Background: Research on racial and ethnic health disparities in the United States requires that self-report measures, developed primarily in mainstream samples, are appropriate when applied in diverse groups. To compare groups, mean scores must reflect true scores and have minimal bias, assumptions that have not been tested for many self-report measures used in this research.
Objective: To identify conceptual and psychometric issues that need to be addressed to assure the quality of self-report measures being used in health disparities research.
Methods: We present 2 broad conceptual frameworks for health disparities research and describe the main research questions and measurement issues for 4 key concepts hypothesized as potential mechanisms of health disparities: socioeconomic status, discrimination, acculturation, and quality of care. This article is based on a small conference convened by 6 Resource Centers for Minority Aging Research (RCMAR) measurement cores. We integrate written materials prepared for the conference by quantitative and qualitative measurement specialists and cross-cultural researchers, conference discussions, and current literature.

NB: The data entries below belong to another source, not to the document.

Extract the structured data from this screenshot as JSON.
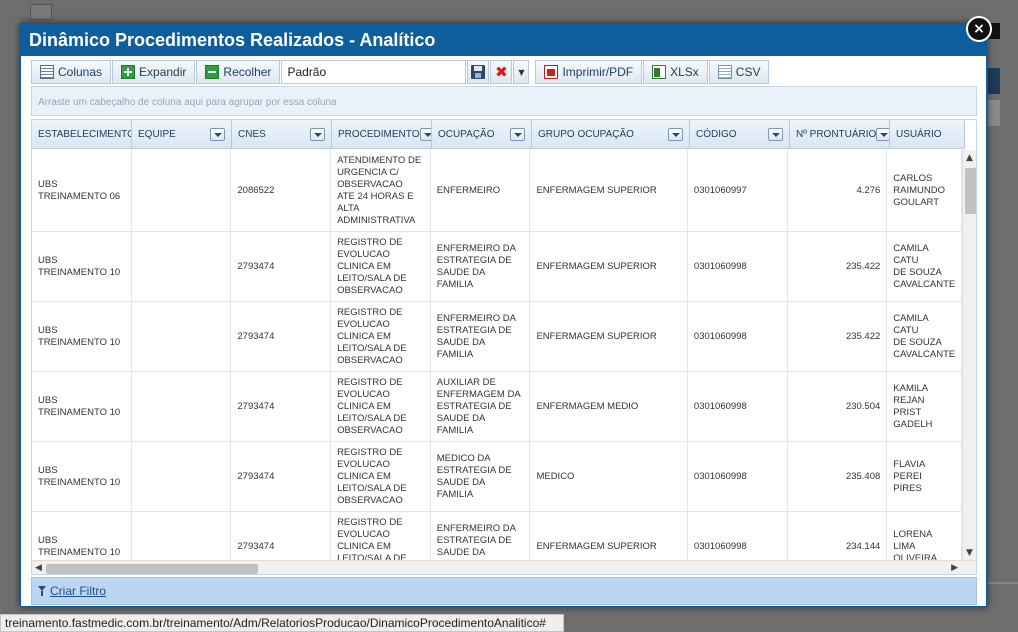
{
  "modal": {
    "title": "Dinâmico Procedimentos Realizados - Analítico",
    "close_label": "×"
  },
  "toolbar": {
    "columns_label": "Colunas",
    "expand_label": "Expandir",
    "collapse_label": "Recolher",
    "layout_value": "Padrão",
    "pdf_label": "Imprimir/PDF",
    "xlsx_label": "XLSx",
    "csv_label": "CSV"
  },
  "group_panel": {
    "hint": "Arraste um cabeçalho de coluna aqui para agrupar por essa coluna"
  },
  "grid": {
    "columns": [
      "ESTABELECIMENTO",
      "EQUIPE",
      "CNES",
      "PROCEDIMENTO",
      "OCUPAÇÃO",
      "GRUPO OCUPAÇÃO",
      "CÓDIGO",
      "Nº PRONTUÁRIO",
      "USUÁRIO"
    ],
    "rows": [
      {
        "estabelecimento": "UBS\nTREINAMENTO 06",
        "equipe": "",
        "cnes": "2086522",
        "procedimento": "ATENDIMENTO DE\nURGENCIA C/\nOBSERVACAO\nATE 24 HORAS E\nALTA\nADMINISTRATIVA",
        "ocupacao": "ENFERMEIRO",
        "grupo": "ENFERMAGEM SUPERIOR",
        "codigo": "0301060997",
        "prontuario": "4.276",
        "usuario": "CARLOS\nRAIMUNDO\nGOULART"
      },
      {
        "estabelecimento": "UBS\nTREINAMENTO 10",
        "equipe": "",
        "cnes": "2793474",
        "procedimento": "REGISTRO DE\nEVOLUCAO\nCLINICA EM\nLEITO/SALA DE\nOBSERVACAO",
        "ocupacao": "ENFERMEIRO DA\nESTRATEGIA DE\nSAUDE DA\nFAMILIA",
        "grupo": "ENFERMAGEM SUPERIOR",
        "codigo": "0301060998",
        "prontuario": "235.422",
        "usuario": "CAMILA CATU\nDE SOUZA\nCAVALCANTE"
      },
      {
        "estabelecimento": "UBS\nTREINAMENTO 10",
        "equipe": "",
        "cnes": "2793474",
        "procedimento": "REGISTRO DE\nEVOLUCAO\nCLINICA EM\nLEITO/SALA DE\nOBSERVACAO",
        "ocupacao": "ENFERMEIRO DA\nESTRATEGIA DE\nSAUDE DA\nFAMILIA",
        "grupo": "ENFERMAGEM SUPERIOR",
        "codigo": "0301060998",
        "prontuario": "235.422",
        "usuario": "CAMILA CATU\nDE SOUZA\nCAVALCANTE"
      },
      {
        "estabelecimento": "UBS\nTREINAMENTO 10",
        "equipe": "",
        "cnes": "2793474",
        "procedimento": "REGISTRO DE\nEVOLUCAO\nCLINICA EM\nLEITO/SALA DE\nOBSERVACAO",
        "ocupacao": "AUXILIAR DE\nENFERMAGEM DA\nESTRATEGIA DE\nSAUDE DA\nFAMILIA",
        "grupo": "ENFERMAGEM MEDIO",
        "codigo": "0301060998",
        "prontuario": "230.504",
        "usuario": "KAMILA REJAN\nPRIST GADELH"
      },
      {
        "estabelecimento": "UBS\nTREINAMENTO 10",
        "equipe": "",
        "cnes": "2793474",
        "procedimento": "REGISTRO DE\nEVOLUCAO\nCLINICA EM\nLEITO/SALA DE\nOBSERVACAO",
        "ocupacao": "MEDICO DA\nESTRATEGIA DE\nSAUDE DA\nFAMILIA",
        "grupo": "MEDICO",
        "codigo": "0301060998",
        "prontuario": "235.408",
        "usuario": "FLAVIA PEREI\nPIRES"
      },
      {
        "estabelecimento": "UBS\nTREINAMENTO 10",
        "equipe": "",
        "cnes": "2793474",
        "procedimento": "REGISTRO DE\nEVOLUCAO\nCLINICA EM\nLEITO/SALA DE\nOBSERVACAO",
        "ocupacao": "ENFERMEIRO DA\nESTRATEGIA DE\nSAUDE DA\nFAMILIA",
        "grupo": "ENFERMAGEM SUPERIOR",
        "codigo": "0301060998",
        "prontuario": "234.144",
        "usuario": "LORENA LIMA\nOLIVEIRA"
      }
    ]
  },
  "footer": {
    "filter_label": "Criar Filtro"
  },
  "statusbar": {
    "url": "treinamento.fastmedic.com.br/treinamento/Adm/RelatoriosProducao/DinamicoProcedimentoAnalitico#"
  },
  "colors": {
    "header_blue": "#0f5e9c",
    "footer_blue": "#bcd6f2",
    "link_blue": "#1d4f91"
  },
  "icons": [
    "columns-icon",
    "expand-icon",
    "collapse-icon",
    "save-icon",
    "delete-icon",
    "chevron-down-icon",
    "pdf-icon",
    "excel-icon",
    "csv-icon",
    "filter-funnel-icon",
    "close-icon"
  ]
}
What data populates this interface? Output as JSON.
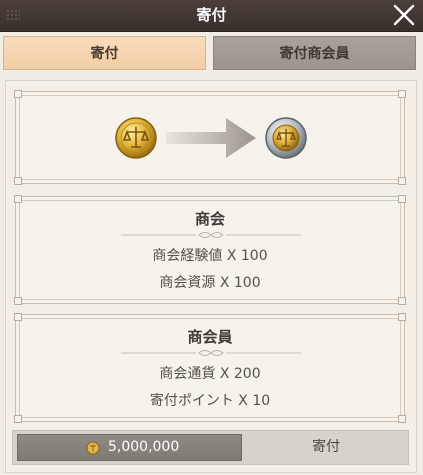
{
  "window": {
    "title": "寄付"
  },
  "tabs": [
    {
      "label": "寄付",
      "active": true
    },
    {
      "label": "寄付商会員",
      "active": false
    }
  ],
  "exchange": {
    "from_icon": "gold-scale-coin-icon",
    "arrow_icon": "arrow-right-icon",
    "to_icon": "silver-scale-coin-icon"
  },
  "guild_card": {
    "heading": "商会",
    "rewards": [
      "商会経験値 X 100",
      "商会資源 X 100"
    ]
  },
  "member_card": {
    "heading": "商会員",
    "rewards": [
      "商会通貨 X 200",
      "寄付ポイント X 10"
    ]
  },
  "footer": {
    "coin_icon": "gold-coin-icon",
    "balance": "5,000,000",
    "donate_label": "寄付"
  },
  "colors": {
    "accent_tab": "#f5d3ae",
    "title_bar": "#3f3531",
    "panel": "#f3efe7"
  }
}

Results: Problems in the quality of the conceptualizations and measures were found for all 4 concepts, and little is known about the extent to which measures of these concepts can be interpreted similarly across diverse groups. Many problems also apply to other concepts relevant to health disparities. We propose an agenda for accomplishing this challenging measurement research.
Conclusions: The current national commitment to reduce health disparities may be compromised without more research on measurement quality. Integrated, systematic efforts are needed to move this work forward, including collaborative efforts and special initiatives.